(picture refers to the cover of a later version of the book) My approach to C++ was of unbound enthusiasm, until I started using it intensively. Then I got a more fair perspective on the language. Although it is still my language of choice (and it will likely be for a while) it is far from the elegance and simplicity that were the hallmark of the C language.After learning the ins and outs of the standardized C++, you’ll discover that the modern C++ language is a complex, heterogeneous, large pile of different bits and stuff patched together. The standardization process did no good to this and when you go in details of the standard C++ library all the mismatching comes to light.

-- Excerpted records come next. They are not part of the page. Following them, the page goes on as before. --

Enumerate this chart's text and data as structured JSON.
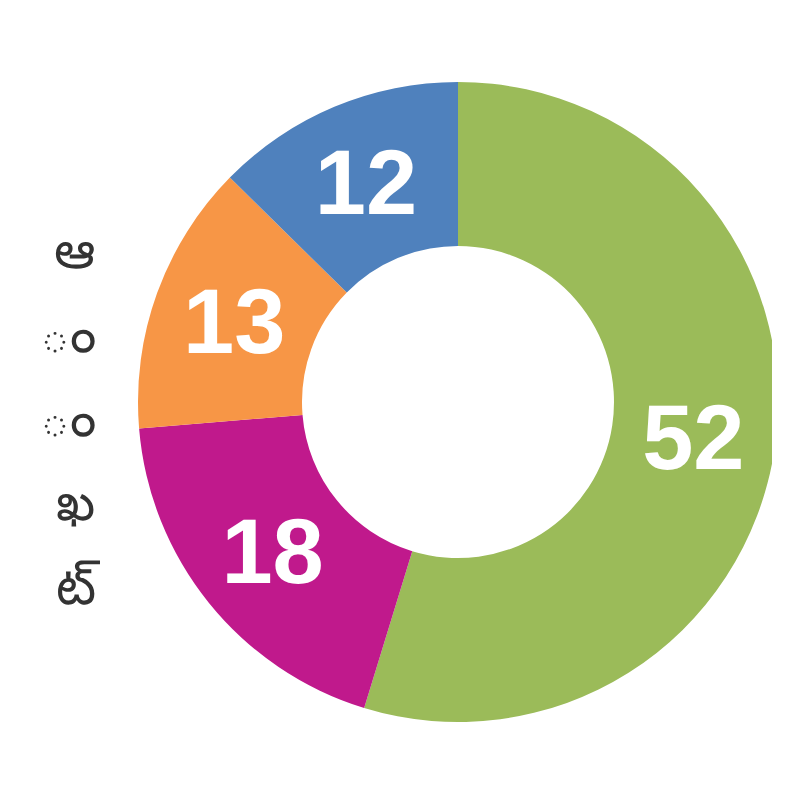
{
  "chart_data": {
    "type": "donut",
    "categories": [
      null,
      null,
      null,
      null
    ],
    "values": [
      52,
      18,
      13,
      12
    ],
    "colors": [
      "#9bbb59",
      "#c0198c",
      "#f79646",
      "#4f81bd"
    ],
    "data_labels": true,
    "annotations": [
      "ఆ",
      "ం",
      "ం",
      "ఖ",
      "ట్"
    ]
  }
}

Covering the whole standard C++ library is a daunting task, but this book does an excellent job. The aim of the book is to provide both a reference and a tutorial. Despite of these two, somewhat opposite, goals the result is very good. When you read it as a tutorial you can skim over the reference parts, glancing through tables and summaries since you just read the real stuff. When you use it as a tutorial you’ll find plenty of cross-reference both to descriptions and examples.
The only lacking in the book, by admission of the author himself, is about the io/stream section of the library which is not discussed in fine details. Anyway I found it very complete covering all the common and a good deal of the not-so-common usage of the everyday usage.
If you are going the C++ way and you’re already a programmer I strongly recommend this book along with “The C++ Language” by Stroustrup.